Argentina's bondholders are receiving less than 35 cents on the dollar. This is approximately what could happen to a number of emerging markets if the Argentine coup is allowed to stand. The more so for small, weak, fledgling, high-risk states, such as Palestine, Jordan, Lebanon, Iraq, Afghanistan, and others.
Bottom Line is more interested in what will happen than what should. We're guessing that Treasury will break its silence in the coming days. Still, the world may be just at the start of a process that will be even more agonizing than the Yukos affair was for shareholders in Russia, for at least three reasons.
-- 1. The Argentine deal itself appears to be a cesspool of conflicts of interest, undisclosed swaps, kickbacks, and backdoor favoritism in parking orders. If the details ever come out, Argentinagate might dwarf the U.N. oil for food scandal. In dollar terms, UN graft in Iraq is to Argentina's $80 billion taking what a sandcastle is to the tsunami.
-- 2. It's hard to see how it gets settled promptly. Seventy-six percent acceptance sounds high, but is one of the lowest rates in history. It's lower than the 95 percent or so needed to crush the remaining 4-5 percent who hold out, however unfairly. Yet it's higher than the 30-50 percent that would have made the deal an obvious flop.
The result, as investor Hans Humes predicted, is in some ways the worst of all worlds. (Humes is a 4-star investor who represents Argentine bondholders.)

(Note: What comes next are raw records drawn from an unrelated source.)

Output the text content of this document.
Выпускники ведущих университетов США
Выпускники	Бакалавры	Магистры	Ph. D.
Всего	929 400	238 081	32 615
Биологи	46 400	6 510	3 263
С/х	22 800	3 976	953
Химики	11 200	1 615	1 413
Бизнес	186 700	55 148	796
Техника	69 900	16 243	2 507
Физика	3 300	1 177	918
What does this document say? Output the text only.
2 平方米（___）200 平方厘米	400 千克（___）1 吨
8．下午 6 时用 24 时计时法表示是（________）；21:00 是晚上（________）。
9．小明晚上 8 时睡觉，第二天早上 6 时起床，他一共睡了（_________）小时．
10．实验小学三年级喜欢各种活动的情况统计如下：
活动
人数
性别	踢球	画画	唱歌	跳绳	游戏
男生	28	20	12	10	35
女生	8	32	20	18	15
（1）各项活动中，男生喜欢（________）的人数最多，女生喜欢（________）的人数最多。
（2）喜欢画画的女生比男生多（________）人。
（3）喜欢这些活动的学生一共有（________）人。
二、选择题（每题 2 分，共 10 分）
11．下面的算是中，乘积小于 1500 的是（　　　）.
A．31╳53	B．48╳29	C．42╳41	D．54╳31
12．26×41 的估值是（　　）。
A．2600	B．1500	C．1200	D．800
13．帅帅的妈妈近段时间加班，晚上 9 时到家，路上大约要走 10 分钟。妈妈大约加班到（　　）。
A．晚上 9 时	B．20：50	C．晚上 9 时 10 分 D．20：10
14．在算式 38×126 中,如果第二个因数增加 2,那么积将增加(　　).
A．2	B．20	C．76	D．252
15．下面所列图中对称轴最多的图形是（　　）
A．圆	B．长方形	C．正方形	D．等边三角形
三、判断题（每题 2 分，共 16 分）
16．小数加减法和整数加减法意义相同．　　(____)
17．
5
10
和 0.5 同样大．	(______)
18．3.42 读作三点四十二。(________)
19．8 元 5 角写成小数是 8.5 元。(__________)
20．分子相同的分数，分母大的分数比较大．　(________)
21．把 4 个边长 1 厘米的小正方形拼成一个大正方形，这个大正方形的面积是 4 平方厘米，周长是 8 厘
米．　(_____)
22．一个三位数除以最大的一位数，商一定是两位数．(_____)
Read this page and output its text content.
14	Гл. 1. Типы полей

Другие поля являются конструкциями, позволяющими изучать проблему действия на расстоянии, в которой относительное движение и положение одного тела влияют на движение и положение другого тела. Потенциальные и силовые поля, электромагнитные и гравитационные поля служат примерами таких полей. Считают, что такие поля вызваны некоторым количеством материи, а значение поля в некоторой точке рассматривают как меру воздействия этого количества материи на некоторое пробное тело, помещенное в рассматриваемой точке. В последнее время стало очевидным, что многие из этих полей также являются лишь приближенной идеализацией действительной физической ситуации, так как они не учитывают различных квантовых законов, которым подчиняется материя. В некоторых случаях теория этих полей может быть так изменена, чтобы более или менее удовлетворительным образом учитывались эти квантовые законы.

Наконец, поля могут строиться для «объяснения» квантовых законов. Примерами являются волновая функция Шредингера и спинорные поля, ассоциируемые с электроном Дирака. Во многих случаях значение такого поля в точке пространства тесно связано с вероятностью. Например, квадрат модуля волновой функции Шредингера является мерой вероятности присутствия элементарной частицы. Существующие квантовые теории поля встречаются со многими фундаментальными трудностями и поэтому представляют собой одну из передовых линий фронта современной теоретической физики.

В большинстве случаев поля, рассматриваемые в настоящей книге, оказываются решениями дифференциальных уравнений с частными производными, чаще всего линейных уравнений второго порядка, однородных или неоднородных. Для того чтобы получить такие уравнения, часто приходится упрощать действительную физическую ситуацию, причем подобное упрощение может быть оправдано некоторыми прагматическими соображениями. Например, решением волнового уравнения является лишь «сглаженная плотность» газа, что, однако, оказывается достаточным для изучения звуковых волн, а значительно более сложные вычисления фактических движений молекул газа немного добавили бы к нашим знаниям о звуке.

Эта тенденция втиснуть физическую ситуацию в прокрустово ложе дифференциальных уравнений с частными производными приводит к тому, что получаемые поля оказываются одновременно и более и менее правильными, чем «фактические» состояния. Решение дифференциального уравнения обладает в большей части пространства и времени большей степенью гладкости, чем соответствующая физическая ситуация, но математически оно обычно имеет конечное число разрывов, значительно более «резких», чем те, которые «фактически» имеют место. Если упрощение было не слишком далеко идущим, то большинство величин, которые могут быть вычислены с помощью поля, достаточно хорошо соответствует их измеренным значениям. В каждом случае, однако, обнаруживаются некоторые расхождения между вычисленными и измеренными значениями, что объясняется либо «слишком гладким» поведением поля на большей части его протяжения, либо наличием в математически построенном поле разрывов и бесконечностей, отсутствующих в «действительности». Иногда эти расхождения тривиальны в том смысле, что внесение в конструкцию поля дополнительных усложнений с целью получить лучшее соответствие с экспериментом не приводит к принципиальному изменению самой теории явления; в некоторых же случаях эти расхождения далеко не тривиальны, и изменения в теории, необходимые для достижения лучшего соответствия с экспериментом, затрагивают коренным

Those who declined the deal must now dig in all the harder in court, and in backdoor quasi-negotiations with and through the IMF and Treasury. Argentina's government, buoyed by the acceptance by many, and the feckless response of the IMF and Treasury up until recent days, has no reason to be humble, and no inclination to do so. The New York institutions that got their cut from the deal don't want to see it undermined; those that got ripped off, though, don't want to relent, and have nothing to gain from it.
In short, it is a Hobbesian war of all against all.
The IMF and Treasury stand unable to fight the deal or accept it, like Abe Lincoln's proverbial oxe caught straddling on a fence, unable to move in either direction.
This, too, shall pass -- eventually.
In the meantime, Bottom Line expects months of agony, which is why we remain short Argentine stocks and a number of other Latin markets. (Mexico and Brazil, for instance, have declined substantially in sympathy with Argentina. The whole Latin economy looks more dubious, and prospects for a unified hemisphere of democracy and trade, suddenly weak.)
(Gregory Fossedal is an advisor to international investors on global markets and ideopolitical risk, and a research fellow at the Alexis de Tocqueville Institution. His clients may hold long and short positions in many of the investment securities and opportunities mentioned in his reports. Investors should perform their own due diligence and consult their own professional advisor before buying or selling any securities. Mr. Fossedal's opinions are entirely his own, and are not necessarily those of his clients, UPI, or AdTI. Furthermore, they are subject to change without notice.)